La blessure a laissé Basil incapable de travailler pendant presque 15 jours pendant lesquelles il n’a reçu aucune compensation. En plus de sa perte de salaire, il a dû couvrir les frais médicaux, perte de revenus critique pour subvenir aux besoins de sa famille.
Si j’avais une opportunité de travail dans une société palestinienne, je quitterais immédiatement ce travail, a dit Basil. Il a dit qu’il n’était payé que huit heures sur ses onze heures de travail quotidien, et qu’il n’en tirait qu’environ 1.500 $ par mois en tout.
Basil a demandé que son nom de famille ne soit pas cité par crainte de représailles de la part de son employeur israélien.
Un cercle vicieux
On décourage les Palestiniens qui travaillent dans les colonies d’exiger un traitement juste en utilisant la peur et l’intimidation. Les conflits du travail sont traités par les tribunaux israéliens où seuls sont reconnus les syndicats israéliens.
Ma'an est l’une des rares organisations israéliennes de travailleurs – Adiv n’a pu en mentionner qu’une autre, Lay LaOved – qui veuille aider les travailleurs palestiniens à se syndiquer.
D’après Adiv, la plupart des organisations discriminent les Palestiniens ou sont simplement dissuadées par un manque de compréhension des complexités d’un système de travail oppressif en Cisjordanie.

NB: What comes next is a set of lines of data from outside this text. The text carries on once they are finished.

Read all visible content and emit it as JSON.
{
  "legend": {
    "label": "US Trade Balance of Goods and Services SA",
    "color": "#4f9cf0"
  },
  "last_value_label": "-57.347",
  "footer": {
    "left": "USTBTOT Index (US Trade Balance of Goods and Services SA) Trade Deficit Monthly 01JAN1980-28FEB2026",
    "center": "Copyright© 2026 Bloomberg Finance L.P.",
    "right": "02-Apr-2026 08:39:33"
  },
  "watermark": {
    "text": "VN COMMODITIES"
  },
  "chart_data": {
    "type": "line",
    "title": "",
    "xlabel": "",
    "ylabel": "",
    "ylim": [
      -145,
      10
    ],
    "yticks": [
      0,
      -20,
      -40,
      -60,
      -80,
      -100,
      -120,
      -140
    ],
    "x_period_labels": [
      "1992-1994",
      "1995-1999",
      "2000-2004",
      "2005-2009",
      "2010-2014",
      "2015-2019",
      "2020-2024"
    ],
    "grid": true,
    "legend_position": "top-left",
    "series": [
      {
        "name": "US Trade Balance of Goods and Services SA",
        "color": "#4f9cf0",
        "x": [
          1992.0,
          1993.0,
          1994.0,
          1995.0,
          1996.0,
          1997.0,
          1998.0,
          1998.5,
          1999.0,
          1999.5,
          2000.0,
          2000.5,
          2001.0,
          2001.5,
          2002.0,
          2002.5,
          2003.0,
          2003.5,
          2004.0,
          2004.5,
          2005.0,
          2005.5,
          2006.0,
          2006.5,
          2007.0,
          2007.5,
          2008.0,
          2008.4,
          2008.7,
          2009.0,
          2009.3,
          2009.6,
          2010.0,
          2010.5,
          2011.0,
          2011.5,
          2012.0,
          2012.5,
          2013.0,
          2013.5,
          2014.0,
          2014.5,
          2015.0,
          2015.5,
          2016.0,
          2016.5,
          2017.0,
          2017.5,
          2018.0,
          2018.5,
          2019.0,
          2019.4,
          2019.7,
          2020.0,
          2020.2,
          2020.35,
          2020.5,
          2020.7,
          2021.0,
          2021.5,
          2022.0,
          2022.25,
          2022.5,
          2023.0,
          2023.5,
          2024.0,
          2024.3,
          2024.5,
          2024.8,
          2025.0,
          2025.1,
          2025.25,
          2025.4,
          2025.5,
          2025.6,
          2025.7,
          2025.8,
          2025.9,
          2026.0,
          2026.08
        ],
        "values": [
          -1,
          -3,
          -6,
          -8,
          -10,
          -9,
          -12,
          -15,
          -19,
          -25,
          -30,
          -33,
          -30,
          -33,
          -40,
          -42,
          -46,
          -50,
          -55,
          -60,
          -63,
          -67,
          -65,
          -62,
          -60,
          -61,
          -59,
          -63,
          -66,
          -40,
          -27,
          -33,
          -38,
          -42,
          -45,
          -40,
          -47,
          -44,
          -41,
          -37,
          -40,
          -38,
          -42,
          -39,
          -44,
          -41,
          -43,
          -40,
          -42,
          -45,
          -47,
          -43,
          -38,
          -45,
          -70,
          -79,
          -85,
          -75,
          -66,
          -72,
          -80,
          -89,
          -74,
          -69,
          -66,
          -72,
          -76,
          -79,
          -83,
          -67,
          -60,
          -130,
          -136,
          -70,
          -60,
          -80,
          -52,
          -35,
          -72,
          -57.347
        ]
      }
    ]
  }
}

«Aucun syndicat en Israël n’a jamais pris sur lui d’organiser les travailleurs palestiniens», a-t-il dit à The Electronic Intifada. «Certains d’entre eux ne parlent pas la langue, ils ne savent pas comment faire, ils ne comprennent pas comment ça marche dans les colonies, ils n’ont aucun intérêt là-dedans. Et certains d’entre eux sont contre nous politiquement. »
Ma'an a documenté de nombreuses tentatives des employeurs israéliens pour obliger les employés palestiniens à abandonner leurs efforts pour obtenir des contrats équitables en les menaçant de licenciement ou de baisse de salaire.
L’organisation a récemment gagné une bataille juridique de deux ans après qu’un employeur israélien ait faussement accusé un travailleur syndiqué d’avoir vandalisé une jeep de l’armée israélienne.
Yamit doit rencontrer les représentants syndicaux bientôt. Les avocats de la société ont déjà retardé les discussions qui avaient été préalablement prévues.
Les expropriations illégales de terre par Israël, sous prétexte d’expansion des colonies, perpétuent un cercle vicieux dans lequel les travailleurs ont peu d’opportunités d’emploi autres que de travailler dans les colonies mêmes qui les ont volés et les ont privés en premier lieu de leurs moyens d’existence.
Shehab dit que lui et ses compagnons de travail sont tous aux prises du conflit interne que leur travail légitime indirectement et qui consolide directement les colonies. «Nous avons tous une famille et des frais», dit Shehab. «Nous n’avons pas d’autre choix.»
Shehab n’est pas optimiste sur le fait que Yamit honorera l’accord et projette de relancer la grève si la société montre des signes de renoncement.